1. A method for efficiently synthesizing glutathione by a cell-free self-assembly system is characterized by comprising the following steps:

(1) culturing a recombinant cell containing a polyphosphate kinase and glutathione bifunctional synthetase gene with a combined joint to ensure that the polyphosphate kinase and the glutathione bifunctional synthetase containing the joint are over-expressed;

(2) harvesting the cells in the step (1) to obtain cell disruption solution, and carrying out intracellular self-assembly or extracellular self-assembly on the enzyme system;

(3) adding polyphosphate and one or more of AMP, ADP or ATP, catalyzing ATP by polyphosphate kinase in the self-assembly system through circulation of polyphosphate, AMP and/or ADP, and generating glutathione from glycine, glutamic acid, cysteine and synthesized ATP in vitro through the action of glutathione bifunctional synthetase in the self-assembly system.

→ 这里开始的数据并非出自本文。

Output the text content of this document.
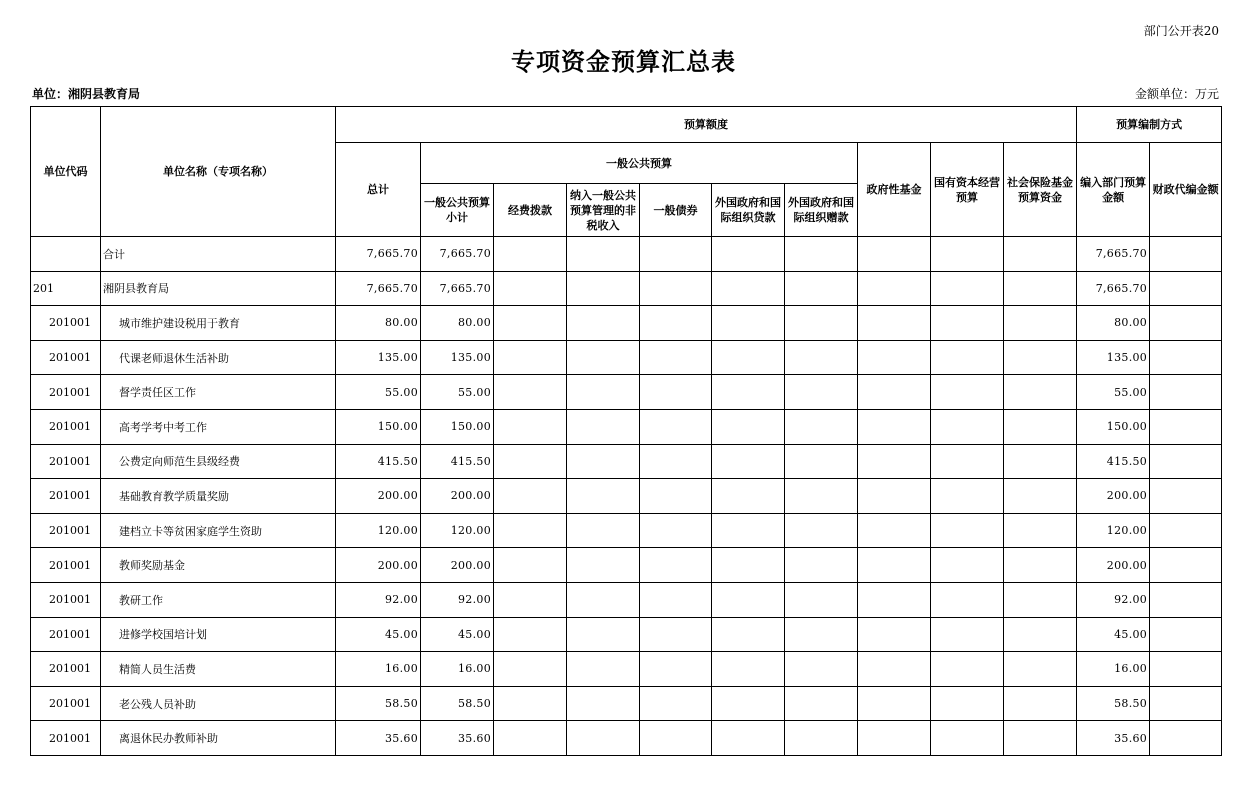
部门公开表20
专项资金预算汇总表
单位：湘阴县教育局	金额单位：万元
单位代码	单位名称（专项名称）	预算额度										预算编制方式	
		总计	一般公共预算						政府性基金	国有资本经营预算	社会保险基金预算资金	编入部门预算金额	财政代编金额
			一般公共预算小计	经费拨款	纳入一般公共预算管理的非税收入	一般债券	外国政府和国际组织贷款	外国政府和国际组织赠款					
	合计	7,665.70	7,665.70									7,665.70	
201	湘阴县教育局	7,665.70	7,665.70									7,665.70	
201001	城市维护建设税用于教育	80.00	80.00									80.00	
201001	代课老师退休生活补助	135.00	135.00									135.00	
201001	督学责任区工作	55.00	55.00									55.00	
201001	高考学考中考工作	150.00	150.00									150.00	
201001	公费定向师范生县级经费	415.50	415.50									415.50	
201001	基础教育教学质量奖励	200.00	200.00									200.00	
201001	建档立卡等贫困家庭学生资助	120.00	120.00									120.00	
201001	教师奖励基金	200.00	200.00									200.00	
201001	教研工作	92.00	92.00									92.00	
201001	进修学校国培计划	45.00	45.00									45.00	
201001	精简人员生活费	16.00	16.00									16.00	
201001	老公残人员补助	58.50	58.50									58.50	
201001	离退休民办教师补助	35.60	35.60									35.60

2. The method for efficiently synthesizing glutathione by using the cell-free self-assembly system as claimed in claim 1, which comprises the following steps:

(1) culturing a recombinant cell containing a polyphosphate kinase, adenosine kinase and glutathione bifunctional synthetase gene with a combined joint to enable the polyphosphate kinase, adenosine kinase and glutathione bifunctional synthetase containing the joint to be over-expressed;

(2) harvesting the cells in the step (1) to obtain cell disruption solution, and carrying out intracellular self-assembly or extracellular self-assembly on the enzyme system;

(3) adding polyphosphate and adenosine and one or more of AMP, ADP or ATP, catalyzing ATP by polyphosphate kinase and adenosine kinase in the self-assembly system through circulation of polyphosphate, adenosine, AMP and/or ADP, and generating glutathione from glycine, glutamic acid, cysteine and synthesized ATP in vitro through the action of glutathione bifunctional synthetase in the self-assembly system.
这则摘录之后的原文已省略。